What do Paleo and Vegan Diets Have in Common

By Dr. Lauryn Lax – June 1, 2018

Opposites attract. 
Savory peanut butter loves sweet jelly; a hard weight session deserves a rest day; and bacon and leafy can be friends.


Stereotypically, paleo diehards eat steak and eggs for breakfast, grunt in Crossfit, and guzzle butter coffee. Vegans post pictures of acaí bowls on Instagram, strike downward dogs on standup paddleboards, and love their green juice. However, the two lifestyles are actually more alike than you think—at least at the core of what they are.

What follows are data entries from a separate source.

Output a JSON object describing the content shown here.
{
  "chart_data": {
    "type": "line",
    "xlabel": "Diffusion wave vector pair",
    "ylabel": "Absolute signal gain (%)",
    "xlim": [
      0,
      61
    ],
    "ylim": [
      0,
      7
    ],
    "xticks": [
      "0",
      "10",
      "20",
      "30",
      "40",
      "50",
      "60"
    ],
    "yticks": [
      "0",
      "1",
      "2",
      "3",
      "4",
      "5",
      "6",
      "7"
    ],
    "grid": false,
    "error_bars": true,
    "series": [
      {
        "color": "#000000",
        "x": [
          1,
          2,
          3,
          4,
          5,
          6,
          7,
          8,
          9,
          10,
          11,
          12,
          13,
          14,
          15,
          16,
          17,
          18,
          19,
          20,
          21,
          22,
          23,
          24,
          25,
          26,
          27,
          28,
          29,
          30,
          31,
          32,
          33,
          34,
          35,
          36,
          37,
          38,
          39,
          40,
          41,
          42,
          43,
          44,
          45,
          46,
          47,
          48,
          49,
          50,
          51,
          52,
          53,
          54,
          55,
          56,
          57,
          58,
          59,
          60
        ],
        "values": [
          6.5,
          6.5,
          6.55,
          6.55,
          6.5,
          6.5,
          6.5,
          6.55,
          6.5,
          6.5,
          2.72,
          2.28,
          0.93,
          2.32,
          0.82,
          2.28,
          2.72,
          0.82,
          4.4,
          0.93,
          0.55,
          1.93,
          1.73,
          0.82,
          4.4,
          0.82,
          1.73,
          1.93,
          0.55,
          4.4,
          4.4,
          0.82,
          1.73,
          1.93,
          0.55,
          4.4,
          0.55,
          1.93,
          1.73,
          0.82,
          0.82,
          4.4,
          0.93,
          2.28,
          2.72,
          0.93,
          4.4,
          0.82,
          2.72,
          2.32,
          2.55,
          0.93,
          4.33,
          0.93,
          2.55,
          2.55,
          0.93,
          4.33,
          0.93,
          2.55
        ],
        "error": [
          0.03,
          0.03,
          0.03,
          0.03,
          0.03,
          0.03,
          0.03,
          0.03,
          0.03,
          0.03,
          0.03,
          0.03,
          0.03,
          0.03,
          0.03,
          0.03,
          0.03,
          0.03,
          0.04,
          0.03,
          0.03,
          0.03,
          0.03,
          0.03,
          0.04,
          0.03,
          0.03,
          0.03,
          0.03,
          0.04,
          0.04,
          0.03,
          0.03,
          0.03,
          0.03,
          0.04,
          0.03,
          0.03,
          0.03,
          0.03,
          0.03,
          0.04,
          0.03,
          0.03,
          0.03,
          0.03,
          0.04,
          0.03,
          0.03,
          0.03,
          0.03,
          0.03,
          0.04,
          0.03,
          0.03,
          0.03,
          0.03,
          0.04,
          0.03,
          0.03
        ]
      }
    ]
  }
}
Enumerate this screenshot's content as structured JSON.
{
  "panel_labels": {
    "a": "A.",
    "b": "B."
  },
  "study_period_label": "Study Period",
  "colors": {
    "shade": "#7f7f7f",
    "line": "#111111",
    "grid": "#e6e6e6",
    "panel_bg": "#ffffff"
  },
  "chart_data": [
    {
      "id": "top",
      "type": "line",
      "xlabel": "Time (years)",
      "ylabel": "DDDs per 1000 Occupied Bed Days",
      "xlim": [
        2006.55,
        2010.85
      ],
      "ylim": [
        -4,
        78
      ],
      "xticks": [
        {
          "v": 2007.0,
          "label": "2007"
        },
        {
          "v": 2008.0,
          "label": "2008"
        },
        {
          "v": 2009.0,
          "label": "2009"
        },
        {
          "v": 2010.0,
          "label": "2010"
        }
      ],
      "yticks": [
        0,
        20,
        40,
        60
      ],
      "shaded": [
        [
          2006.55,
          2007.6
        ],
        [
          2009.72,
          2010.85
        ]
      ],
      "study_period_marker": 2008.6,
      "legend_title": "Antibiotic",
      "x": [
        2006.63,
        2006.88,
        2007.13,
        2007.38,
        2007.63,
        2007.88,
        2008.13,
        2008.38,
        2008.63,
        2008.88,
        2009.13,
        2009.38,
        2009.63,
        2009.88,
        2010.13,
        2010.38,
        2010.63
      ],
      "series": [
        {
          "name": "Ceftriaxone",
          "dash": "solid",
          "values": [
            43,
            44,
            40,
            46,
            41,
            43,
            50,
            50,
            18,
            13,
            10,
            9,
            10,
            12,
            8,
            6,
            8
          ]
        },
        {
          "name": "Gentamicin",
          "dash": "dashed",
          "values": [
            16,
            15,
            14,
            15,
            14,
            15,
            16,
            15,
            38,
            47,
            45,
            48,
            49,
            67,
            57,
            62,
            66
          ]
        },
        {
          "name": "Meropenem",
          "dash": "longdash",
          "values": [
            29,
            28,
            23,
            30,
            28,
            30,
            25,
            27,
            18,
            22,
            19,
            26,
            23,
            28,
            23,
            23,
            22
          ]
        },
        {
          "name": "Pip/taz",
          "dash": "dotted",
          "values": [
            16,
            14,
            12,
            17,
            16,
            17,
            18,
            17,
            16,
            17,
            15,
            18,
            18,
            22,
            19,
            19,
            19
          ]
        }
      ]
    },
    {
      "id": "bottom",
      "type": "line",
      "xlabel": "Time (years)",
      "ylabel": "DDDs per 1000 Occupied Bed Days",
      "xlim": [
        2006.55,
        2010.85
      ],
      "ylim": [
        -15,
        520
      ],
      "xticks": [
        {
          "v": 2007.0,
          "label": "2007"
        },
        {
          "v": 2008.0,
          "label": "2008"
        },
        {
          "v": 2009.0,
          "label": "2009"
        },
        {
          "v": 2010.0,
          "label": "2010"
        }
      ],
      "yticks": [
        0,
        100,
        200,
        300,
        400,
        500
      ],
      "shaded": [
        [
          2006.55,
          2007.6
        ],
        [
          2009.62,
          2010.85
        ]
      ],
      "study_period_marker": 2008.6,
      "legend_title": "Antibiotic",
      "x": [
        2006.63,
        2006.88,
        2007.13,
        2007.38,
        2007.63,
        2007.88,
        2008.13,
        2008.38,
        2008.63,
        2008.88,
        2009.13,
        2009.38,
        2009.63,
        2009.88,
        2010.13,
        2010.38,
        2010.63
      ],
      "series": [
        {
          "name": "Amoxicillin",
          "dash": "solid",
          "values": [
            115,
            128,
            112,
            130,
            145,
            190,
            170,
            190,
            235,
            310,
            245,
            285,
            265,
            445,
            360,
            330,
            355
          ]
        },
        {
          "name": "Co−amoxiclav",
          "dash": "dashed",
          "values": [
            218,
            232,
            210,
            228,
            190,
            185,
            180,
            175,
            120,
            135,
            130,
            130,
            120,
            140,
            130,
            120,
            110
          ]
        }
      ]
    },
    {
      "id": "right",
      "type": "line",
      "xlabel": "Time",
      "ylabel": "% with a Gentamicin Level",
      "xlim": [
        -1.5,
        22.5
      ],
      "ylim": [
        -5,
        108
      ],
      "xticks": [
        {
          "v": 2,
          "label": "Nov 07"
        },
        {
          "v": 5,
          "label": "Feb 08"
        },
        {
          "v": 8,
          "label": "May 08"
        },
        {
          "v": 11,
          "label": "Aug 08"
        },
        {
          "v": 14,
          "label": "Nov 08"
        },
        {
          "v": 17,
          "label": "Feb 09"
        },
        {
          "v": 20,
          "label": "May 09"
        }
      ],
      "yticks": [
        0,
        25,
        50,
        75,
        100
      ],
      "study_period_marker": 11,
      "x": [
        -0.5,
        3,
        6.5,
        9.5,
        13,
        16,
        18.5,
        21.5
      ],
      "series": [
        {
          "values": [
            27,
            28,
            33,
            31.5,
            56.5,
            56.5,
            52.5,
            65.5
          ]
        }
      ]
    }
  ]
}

Here are five things paleo and vegan diets agree on (and a new dietary philosophy that bridges the gap between the two extremes—labels aside):

 

1. Taste the rainbow.

Get your greens (and oranges, blues, reds, and yellows) on. Paleo and vegan diets are built upon eating as nature intended, which means earth-grown foods, including the most abundant source of nutrients—plants. 

 

2. Eliminate gluten and dairy. 

Gluten and dairy are two of the most inflammatory foods on the planet, with research revealing high correlations between gluten and dairy with leaky gut, digestive distress, skin breakouts, low immunity, autoimmune disease, and brain fog. While some vegan adherents do eat gluten and gluten cross-contaminants (soy, MSG, and oats), and some Paleo adherents do eat dairy (butter, whey, and hard cheese), traditional paleo and vegan diets are gluten- and dairy-free. 

 

3. Remove processed foods and sugar. 

Traditional paleo and vegan diets emphasize the importance of minimizing the Standard American Diet, especially processed foods with additives, hydrogenated oils, and sugar. The alternative? Building your diet on real, nutrient-dense foods like nature intended. Before Tofurky or paleo cookies appeared in supermarkets, these diets consisted of proteins, vegetables, some fruits and starches, lots of water, and healthy fats.

 

4. It’s a way of life. 

The true meaning of the word “diet” in Latin is “way of life.”  Paleo and vegan diets are about more than what you eat or don’t eat—they both also entail a total lifestyle that includes fitness, personal values, financial decisions, and the people you spend time with. 

 

5. Eat to feel your best.

Most people first adopt a paleo or vegan lifestyle in order to feel better. Whether that means losing weight, lowering inflammation, connecting to your food, balancing blood sugar, or boosting energy, the goal of feeling one’s best is what keeps people in the game for the long haul.

 

Paleo and vegan lifestyles are more alike than not, and if there’s one thing they both agree on it is the belief that eating real food makes you feel good.